The results presented in this manuscript have some limitations. Our approach for analysis was exploratory, accepting unadjusted p values in statistics to identify the most promising candidate markers for future, confirmatory follow-up analyses. As the sample size of our dataset, especially when trying to stratify sub-group populations, was limited, this approach can lead to power limitations resulting in potential false-positive, but also false-negative, results in significance testing. To address this limitation, we report exact p values and correlation strength whenever possible to enable identification of both the findings with the strongest effect size, as well as those where a minor effect might not have been identified due to power limitations. Furthermore, we focused our discussion on those markers with most consistent effects within the different models (e.g., observed to correlate to several Braak ROI) or across different analyses (e.g., between group-wise comparisons and structural MRI analysis). Our rationale for this selection was that such effects are less likely to derive from artifacts in the data, in contrast to spurious, “single hit” findings occurring in multiple testing analyzes.

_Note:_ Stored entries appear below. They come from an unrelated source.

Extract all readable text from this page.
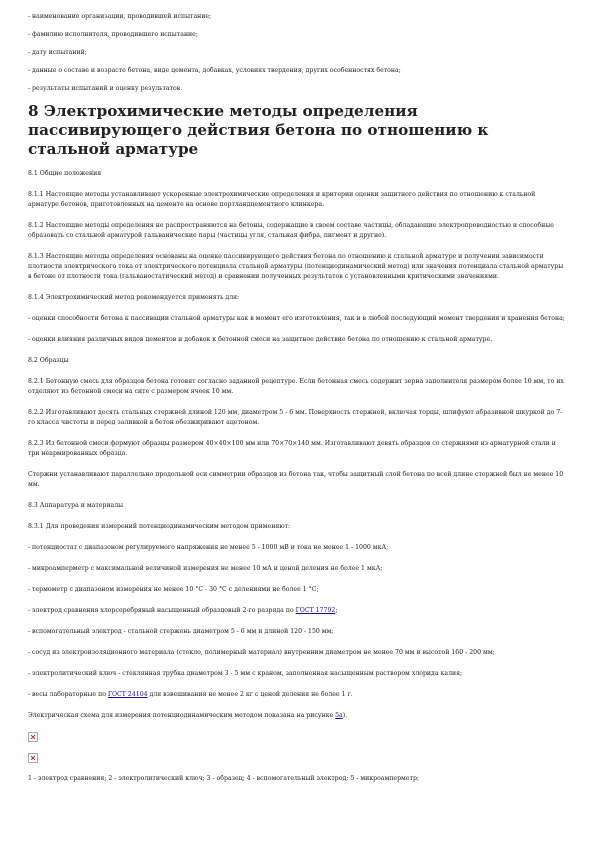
- наименование организации, проводившей испытание;

- фамилию исполнителя, проводившего испытание;

- дату испытаний;

- данные о составе и возрасте бетона, виде цемента, добавках, условиях твердения, других особенностях бетона;

- результаты испытаний и оценку результатов.

8 Электрохимические методы определения пассивирующего действия бетона по отношению к стальной арматуре

8.1 Общие положения

8.1.1 Настоящие методы устанавливают ускоренные электрохимические определения и критерии оценки защитного действия по отношению к стальной арматуре бетонов, приготовленных на цементе на основе портландцементного клинкера.

8.1.2 Настоящие методы определения не распространяются на бетоны, содержащие в своем составе частицы, обладающие электропроводностью и способные образовать со стальной арматурой гальванические пары (частицы угля, стальная фибра, пигмент и другие).

8.1.3 Настоящие методы определения основаны на оценке пассивирующего действия бетона по отношению к стальной арматуре и получении зависимости плотности электрического тока от электрического потенциала стальной арматуры (потенциодинамический метод) или значения потенциала стальной арматуры в бетоне от плотности тока (гальваностатический метод) и сравнении полученных результатов с установленными критическими значениями.

8.1.4 Электрохимический метод рекомендуется применять для:

- оценки способности бетона к пассивации стальной арматуры как в момент его изготовления, так и в любой последующий момент твердения и хранения бетона;

- оценки влияния различных видов цементов и добавок к бетонной смеси на защитное действие бетона по отношению к стальной арматуре.

8.2 Образцы

8.2.1 Бетонную смесь для образцов бетона готовят согласно заданной рецептуре. Если бетонная смесь содержит зерна заполнителя размером более 10 мм, то их отделяют из бетонной смеси на сите с размером ячеек 10 мм.

8.2.2 Изготавливают десять стальных стержней длиной 120 мм, диаметром 5 - 6 мм. Поверхность стержней, включая торцы, шлифуют абразивной шкуркой до 7-го класса чистоты и перед заливкой в бетон обезжиривают ацетоном.

8.2.3 Из бетонной смеси формуют образцы размером 40×40×100 мм или 70×70×140 мм. Изготавливают девять образцов со стержнями из арматурной стали и три неармированных образца.

Стержни устанавливают параллельно продольной оси симметрии образцов из бетона так, чтобы защитный слой бетона по всей длине стержней был не менее 10 мм.

8.3 Аппаратура и материалы

8.3.1 Для проведения измерений потенциодинамическим методом применяют:

- потенциостат с диапазоном регулируемого напряжения не менее 5 - 1000 мВ и тока не менее 1 - 1000 мкА;

- микроамперметр с максимальной величиной измерения не менее 10 мА и ценой деления не более 1 мкА;

- термометр с диапазоном измерения не менее 10 °С - 30 °С с делениями не более 1 °С;

- электрод сравнения хлорсеребряный насыщенный образцовый 2-го разряда по ГОСТ 17792;

- вспомогательный электрод - стальной стержень диаметром 5 - 6 мм и длиной 120 - 150 мм;

- сосуд из электроизоляционного материала (стекло, полимерный материал) внутренним диаметром не менее 70 мм и высотой 160 - 200 мм;

- электролитический ключ - стеклянная трубка диаметром 3 - 5 мм с краном, заполненная насыщенным раствором хлорида калия;

- весы лабораторные по ГОСТ 24104 для взвешивания не менее 2 кг с ценой деления не более 1 г.

Электрическая схема для измерения потенциодинамическим методом показана на рисунке 5а).

1 - электрод сравнения; 2 - электролитический ключ; 3 - образец; 4 - вспомогательный электрод; 5 - микроамперметр;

Some of our findings are, to our knowledge, in line with previous reports—e.g., results observed for serum FABP-3, neurogranin, or YKL-40, but also the high serum to CSF correlation of CRP—which supports that our models have validity in general. However, many effects observed were of weak to modest strength, and further large-scale analyses will be required to verify if such effects hold true for the markers that have been less frequently tested in blood so far.

Conclusions

In this study, we explored a panel of experimental inflammation-related biomarkers established in CSF for application as blood-based biomarkers. We conclude that some of these markers, such as sAXL, IL-6, and YKL-40, have potential as correlates of different AD features. However, due to each protein’s specific biology, observed effects do not translate one to one from CSF to blood, but rather manifest in periphery-specific patterns that require further exploration.